Hand-Fuß-Mund-Krankheit ist eine ansteckende Viruserkrankung, ausgelöst durch Enteroviren — meist Coxsackie-Viren. Sie betrifft vor allem Kinder unter zehn Jahren und tritt in Deutschland gehäuft im Sommer und Frühherbst auf. Typisch sind Fieber, schmerzhafte Bläschen im Mund und ein nicht-juckender Hautausschlag an Händen, Füßen, manchmal auch an Po, Knien oder Ellenbogen.
Die Krankheit ist nicht zu verwechseln mit der Maul- und Klauenseuche bei Tieren — die hat trotz ähnlichem Namen nichts damit zu tun. Auch ein Impfstoff existiert in Deutschland nicht. Eine durchgemachte Infektion schützt nur gegen den jeweiligen Virustyp, dein Kind kann also theoretisch mehrfach erkranken — bei jedem Schub mit anderen Erregern aus derselben Familie.
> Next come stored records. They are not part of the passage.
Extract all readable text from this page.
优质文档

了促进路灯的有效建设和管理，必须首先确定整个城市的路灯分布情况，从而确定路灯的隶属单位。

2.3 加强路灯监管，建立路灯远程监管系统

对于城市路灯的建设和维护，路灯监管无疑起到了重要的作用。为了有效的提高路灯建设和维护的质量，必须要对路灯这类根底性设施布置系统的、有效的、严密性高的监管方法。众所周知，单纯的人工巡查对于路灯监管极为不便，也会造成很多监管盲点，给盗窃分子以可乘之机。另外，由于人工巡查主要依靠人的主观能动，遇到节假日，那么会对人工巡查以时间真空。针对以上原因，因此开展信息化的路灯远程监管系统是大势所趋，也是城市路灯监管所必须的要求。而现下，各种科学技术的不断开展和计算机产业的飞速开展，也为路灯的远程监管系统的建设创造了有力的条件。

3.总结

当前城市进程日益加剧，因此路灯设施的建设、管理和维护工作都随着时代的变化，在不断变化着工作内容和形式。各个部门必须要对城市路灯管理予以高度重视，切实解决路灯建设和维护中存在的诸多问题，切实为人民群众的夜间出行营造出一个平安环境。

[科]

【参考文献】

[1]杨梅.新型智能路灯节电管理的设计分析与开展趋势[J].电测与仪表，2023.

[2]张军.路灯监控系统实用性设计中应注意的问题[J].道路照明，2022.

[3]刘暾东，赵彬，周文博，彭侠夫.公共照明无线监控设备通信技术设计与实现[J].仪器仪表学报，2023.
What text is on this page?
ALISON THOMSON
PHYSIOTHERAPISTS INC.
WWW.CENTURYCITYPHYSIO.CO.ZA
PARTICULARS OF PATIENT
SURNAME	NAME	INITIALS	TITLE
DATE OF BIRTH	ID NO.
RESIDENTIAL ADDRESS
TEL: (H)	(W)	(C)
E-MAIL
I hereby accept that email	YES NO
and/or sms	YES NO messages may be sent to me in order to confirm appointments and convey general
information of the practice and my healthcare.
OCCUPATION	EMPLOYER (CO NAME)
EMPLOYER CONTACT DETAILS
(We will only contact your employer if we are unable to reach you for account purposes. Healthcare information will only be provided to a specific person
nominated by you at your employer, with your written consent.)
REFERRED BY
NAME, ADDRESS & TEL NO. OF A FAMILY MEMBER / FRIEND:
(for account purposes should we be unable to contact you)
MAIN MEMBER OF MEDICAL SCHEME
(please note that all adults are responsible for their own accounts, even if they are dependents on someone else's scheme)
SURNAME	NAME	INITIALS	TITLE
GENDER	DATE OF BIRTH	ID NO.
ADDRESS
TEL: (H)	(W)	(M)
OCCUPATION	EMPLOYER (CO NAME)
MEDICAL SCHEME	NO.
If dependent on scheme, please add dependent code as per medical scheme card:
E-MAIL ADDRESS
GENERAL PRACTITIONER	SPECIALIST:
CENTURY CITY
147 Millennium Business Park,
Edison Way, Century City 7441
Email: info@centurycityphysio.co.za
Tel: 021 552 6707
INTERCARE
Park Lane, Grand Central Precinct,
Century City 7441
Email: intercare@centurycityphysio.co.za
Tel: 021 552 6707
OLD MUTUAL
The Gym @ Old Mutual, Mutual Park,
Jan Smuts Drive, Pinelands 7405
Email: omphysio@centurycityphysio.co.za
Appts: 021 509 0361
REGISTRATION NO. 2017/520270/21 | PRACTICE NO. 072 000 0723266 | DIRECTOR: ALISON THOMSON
Die Hand-Fuß-Mund-Krankheit ist nach Infektionsschutzgesetz nicht meldepflichtig. Eltern müssen die Kita zwar in der Regel informieren, aber sie ist keine „klassische" Kinderkrankheit wie Masern oder Windpocken — sie hinterlässt keine bleibende Immunität gegen alle Erreger und es gibt keine Impfempfehlung.
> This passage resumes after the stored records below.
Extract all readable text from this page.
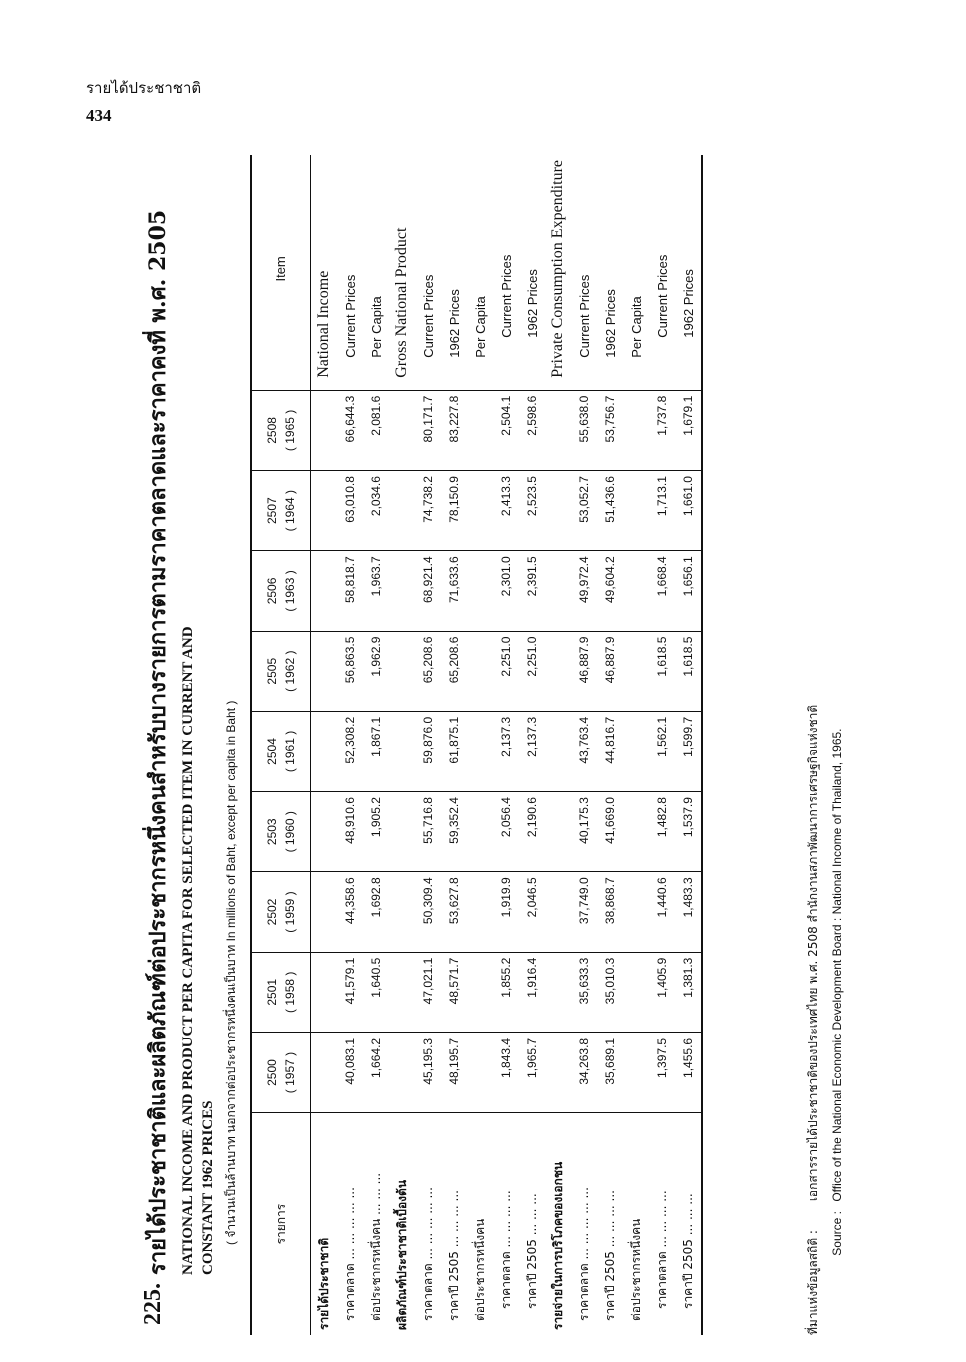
รายได้ประชาชาติ
434
225.
รายได้ประชาชาติและผลิตภัณฑ์ต่อประชากรหนึ่งคนสำหรับบางรายการตามราคาตลาดและราคาคงที่ พ.ศ. 2505 NATIONAL INCOME AND PRODUCT PER CAPITA FOR SELECTED ITEM IN CURRENT AND CONSTANT 1962 PRICES ( จำนวนเป็นล้านบาท นอกจากต่อประชากรหนึ่งคนเป็นบาท In millions of Baht, except per capita in Baht )	รายการ	2500 ( 1957 )	2501 ( 1958 )	2502 ( 1959 )	2503 ( 1960 )	2504 ( 1961 )	2505 ( 1962 )	2506 ( 1963 )	2507 ( 1964 )	2508 ( 1965 )	Item
รายได้ประชาชาติ										National Income
ราคาตลาด ... ... ... ... ...	40,083.1	41,579.1	44,358.6	48,910.6	52,308.2	56,863.5	58,818.7	63,010.8	66,644.3	Current Prices
ต่อประชากรหนึ่งคน ... ... ...	1,664.2	1,640.5	1,692.8	1,905.2	1,867.1	1,962.9	1,963.7	2,034.6	2,081.6	Per Capita
ผลิตภัณฑ์ประชาชาติเบื้องต้น										Gross National Product
ราคาตลาด ... ... ... ... ...	45,195.3	47,021.1	50,309.4	55,716.8	59,876.0	65,208.6	68,921.4	74,738.2	80,171.7	Current Prices
ราคาปี 2505 ... ... ... ...	48,195.7	48,571.7	53,627.8	59,352.4	61,875.1	65,208.6	71,633.6	78,150.9	83,227.8	1962 Prices
ต่อประชากรหนึ่งคน										Per Capita
ราคาตลาด ... ... ... ...	1,843.4	1,855.2	1,919.9	2,056.4	2,137.3	2,251.0	2,301.0	2,413.3	2,504.1	Current Prices
ราคาปี 2505 ... ... ...	1,965.7	1,916.4	2,046.5	2,190.6	2,137.3	2,251.0	2,391.5	2,523.5	2,598.6	1962 Prices
รายจ่ายในการบริโภคของเอกชน										Private Consumption Expenditure
ราคาตลาด ... ... ... ... ...	34,263.8	35,633.3	37,749.0	40,175.3	43,763.4	46,887.9	49,972.4	53,052.7	55,638.0	Current Prices
ราคาปี 2505 ... ... ... ...	35,689.1	35,010.3	38,868.7	41,669.0	44,816.7	46,887.9	49,604.2	51,436.6	53,756.7	1962 Prices
ต่อประชากรหนึ่งคน										Per Capita
ราคาตลาด ... ... ... ...	1,397.5	1,405.9	1,440.6	1,482.8	1,562.1	1,618.5	1,668.4	1,713.1	1,737.8	Current Prices
ราคาปี 2505 ... ... ...	1,455.6	1,381.3	1,483.3	1,537.9	1,599.7	1,618.5	1,656.1	1,661.0	1,679.1	1962 Prices
ที่มาแห่งข้อมูลสถิติ : เอกสารรายได้ประชาชาติของประเทศไทย พ.ศ. 2508 สำนักงานสภาพัฒนาการเศรษฐกิจแห่งชาติ
Source : Office of the National Economic Development Board : National Income of Thailand, 1965.
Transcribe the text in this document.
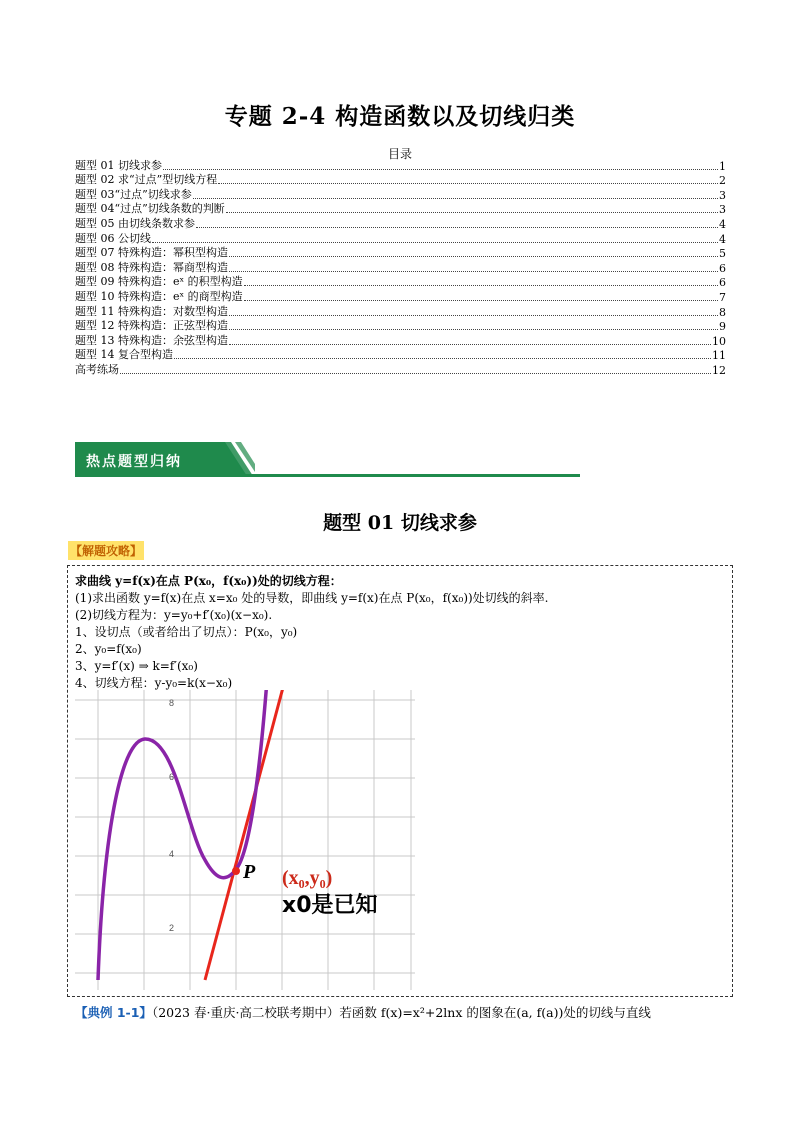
专题 2-4 构造函数以及切线归类
目录
题型 01 切线求参	1
题型 02 求“过点”型切线方程	2
题型 03“过点”切线求参	3
题型 04“过点”切线条数的判断	3
题型 05 由切线条数求参	4
题型 06 公切线	4
题型 07 特殊构造：幂积型构造	5
题型 08 特殊构造：幂商型构造	6
题型 09 特殊构造：eˣ 的积型构造	6
题型 10 特殊构造：eˣ 的商型构造	7
题型 11 特殊构造：对数型构造	8
题型 12 特殊构造：正弦型构造	9
题型 13 特殊构造：余弦型构造	10
题型 14 复合型构造	11
高考练场	12
热点题型归纳
题型 01 切线求参
【解题攻略】
求曲线 y=f(x)在点 P(x₀，f(x₀))处的切线方程：
(1)求出函数 y=f(x)在点 x=x₀ 处的导数，即曲线 y=f(x)在点 P(x₀，f(x₀))处切线的斜率.
(2)切线方程为：y=y₀+f′(x₀)(x−x₀).
1、设切点（或者给出了切点）：P(x₀，y₀)
2、y₀=f(x₀)
3、y=f′(x) ⇒ k=f′(x₀)
4、切线方程：y-y₀=k(x−x₀)
8
6
4
2
P (x₀,y₀)
x0是已知
【典例 1-1】（2023 春·重庆·高二校联考期中）若函数 f(x)=x²+2lnx 的图象在(a, f(a))处的切线与直线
Wie lange dauert die Hand-Fuß-Mund-Krankheit?
Laut RKI verläuft die Erkrankung normalerweise mild — fast alle Kinder erholen sich innerhalb von 5 bis 7 Tagen ohne ärztliche Behandlung. Die Inkubationszeit liegt bei 3 bis 10 Tagen. Erst kommt Fieber, dann nach 1 bis 2 Tagen Bläschen im Mund, weitere 1 bis 2 Tage später der Ausschlag an Händen und Füßen. Nach gut einer Woche ist alles meist abgeklungen.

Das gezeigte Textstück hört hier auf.